In the past decade, American aversion of and hostility toward Islam and its followers have promoted campaigns of exclusion. We have seen protesters object the erection of a community center in New York City, politicians denounce those who seem sympathetic to the Muslim world, and pastors malign the Qur'an as a book of enmity and terror. Famous political commentators have announced to the world that "10 percent of Muslims are terrorists," and rather than admonishing these commentators, their producers have only written in support of such claims. However, while the vilification of all that represents Islam seems to permeate almost every discourse in America, we have neglected to scrutinize our own rebels.
On the frigid morning of Dec. 3, 2010, The Westboro Baptist Church demonstrated in front of Hillel at Harvard College. A multitude of students, faculty, and staff gathered in front of four-year-olds holding signs that read, "God hates fags" "Your Rabbi is a whore" and "Pray for more dead soldiers." Fred Phelps's church has picketed Jewish centers, high schools, and soldiers' funerals across America. In the wake of the shootings in Arizona, the WBC promised to protest the funeral of nine-year-old Christina, a little girl interested in public service. Yet, we insist the terrorists are in the Middle East while in truth, those who preach hatred at home have caused more danger and hostility. Every day, I am disturbed by the rhetoric against some religions while the same rhetoricians praise divisive Christian fundamentalist who have polarized our country to dangerous levels. We harbor our own evil-doers in the United States: those who picket little girls' funerals, those who incite anger by promoting Qur'an-burning events, and those who use hatred and bigotry rather than love and reason to argue against abortion, same-sex marriage, and legalizing undocumented children devoted to this country. A few days ago, a man in his late 20s told me he disliked and distrusted all Muslims because "they bombed us in 9/11." Muslims did not bomb us. Fanatics did. Extremists did. Just as the Ku Klux Klan employed Christianity to validate its violent enterprise, so did those who so callously attacked America in 9/11 used Islam to validate their malevolence.
In the last few years, I have become a more faithful, though disappointed, Christian. I have faith in the power of love and unity that our Lord taught us, but I am scared of Christian dogmatism eroding the message of Jesus Christ. Where is the compassion? What of the love for those who differ from us? I am hopeful that the Bible may serve as guidance for peace, but I am also afraid of its being used as a tool to promote odium. The late Reverend and theologian Peter Gomes argued that Christian churches today are not engines of change, but engines of conservatism. How far, I wonder, can this conservatism take us?
I am a Divinity School student who studies religion not only to strengthen my faith but also my theological understanding of Christianity so that one day I may encourage dialogue that is uniting, not divisive. In light of the commentator's statements about Islam and the encounter with Phelps's church, I wonder whether more people would benefit from learning the tenets of the world's religions.
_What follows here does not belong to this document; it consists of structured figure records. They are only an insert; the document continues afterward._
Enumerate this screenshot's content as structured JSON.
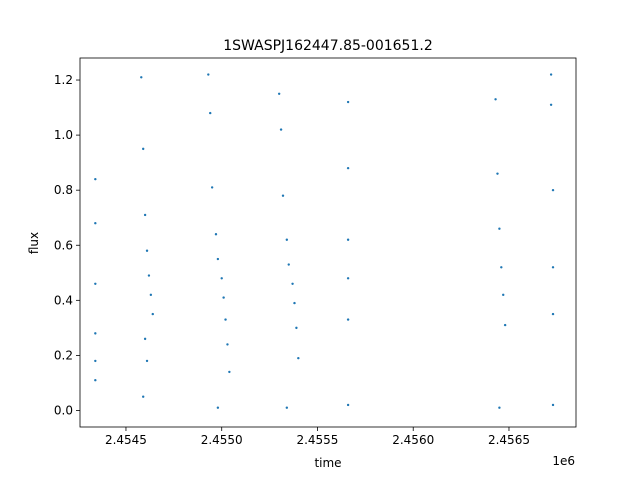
{
  "chart_data": {
    "type": "scatter",
    "title": "1SWASPJ162447.85-001651.2",
    "xlabel": "time",
    "ylabel": "flux",
    "x_offset_label": "1e6",
    "xlim": [
      2.45426,
      2.45685
    ],
    "ylim": [
      -0.06,
      1.28
    ],
    "x_ticks": [
      2.4545,
      2.455,
      2.4555,
      2.456,
      2.4565
    ],
    "x_tick_labels": [
      "2.4545",
      "2.4550",
      "2.4555",
      "2.4560",
      "2.4565"
    ],
    "y_ticks": [
      0.0,
      0.2,
      0.4,
      0.6,
      0.8,
      1.0,
      1.2
    ],
    "y_tick_labels": [
      "0.0",
      "0.2",
      "0.4",
      "0.6",
      "0.8",
      "1.0",
      "1.2"
    ],
    "grid": false,
    "marker_color": "#1f77b4",
    "series": [
      {
        "x": [
          2.45434,
          2.45434,
          2.45434,
          2.45434,
          2.45434,
          2.45434
        ],
        "y": [
          0.84,
          0.68,
          0.46,
          0.28,
          0.18,
          0.11
        ]
      },
      {
        "x": [
          2.45458,
          2.45459,
          2.4546,
          2.45461,
          2.45462,
          2.45463,
          2.45464,
          2.4546,
          2.45461,
          2.45459
        ],
        "y": [
          1.21,
          0.95,
          0.71,
          0.58,
          0.49,
          0.42,
          0.35,
          0.26,
          0.18,
          0.05
        ]
      },
      {
        "x": [
          2.45493,
          2.45494,
          2.45495,
          2.45497,
          2.45498,
          2.455,
          2.45501,
          2.45502,
          2.45503,
          2.45504,
          2.45498
        ],
        "y": [
          1.22,
          1.08,
          0.81,
          0.64,
          0.55,
          0.48,
          0.41,
          0.33,
          0.24,
          0.14,
          0.01
        ]
      },
      {
        "x": [
          2.4553,
          2.45531,
          2.45532,
          2.45534,
          2.45535,
          2.45537,
          2.45538,
          2.45539,
          2.4554,
          2.45534
        ],
        "y": [
          1.15,
          1.02,
          0.78,
          0.62,
          0.53,
          0.46,
          0.39,
          0.3,
          0.19,
          0.01
        ]
      },
      {
        "x": [
          2.45566,
          2.45566,
          2.45566,
          2.45566,
          2.45566,
          2.45566
        ],
        "y": [
          1.12,
          0.88,
          0.62,
          0.48,
          0.33,
          0.02
        ]
      },
      {
        "x": [
          2.45643,
          2.45644,
          2.45645,
          2.45646,
          2.45647,
          2.45648,
          2.45645
        ],
        "y": [
          1.13,
          0.86,
          0.66,
          0.52,
          0.42,
          0.31,
          0.01
        ]
      },
      {
        "x": [
          2.45672,
          2.45672,
          2.45673,
          2.45673,
          2.45673,
          2.45673
        ],
        "y": [
          1.22,
          1.11,
          0.8,
          0.52,
          0.35,
          0.02
        ]
      }
    ]
  }
}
Already, though, views have begun to change -- slowly but decidedly. As the picketers held signs, the rest of us sang songs of praise and love. A few minutes into the protest, my boyfriend and I held hands and walked to our room. On one side, I read the signs, "God hates fags" "AIDS is God's punishment." On the other side, a police officer smiled and took off his hat as Yiannis and I crossed the street. At that moment, I looked down at our grasp and reflected: perhaps, hatred can be combated with love; perhaps, there is still hope for God's message.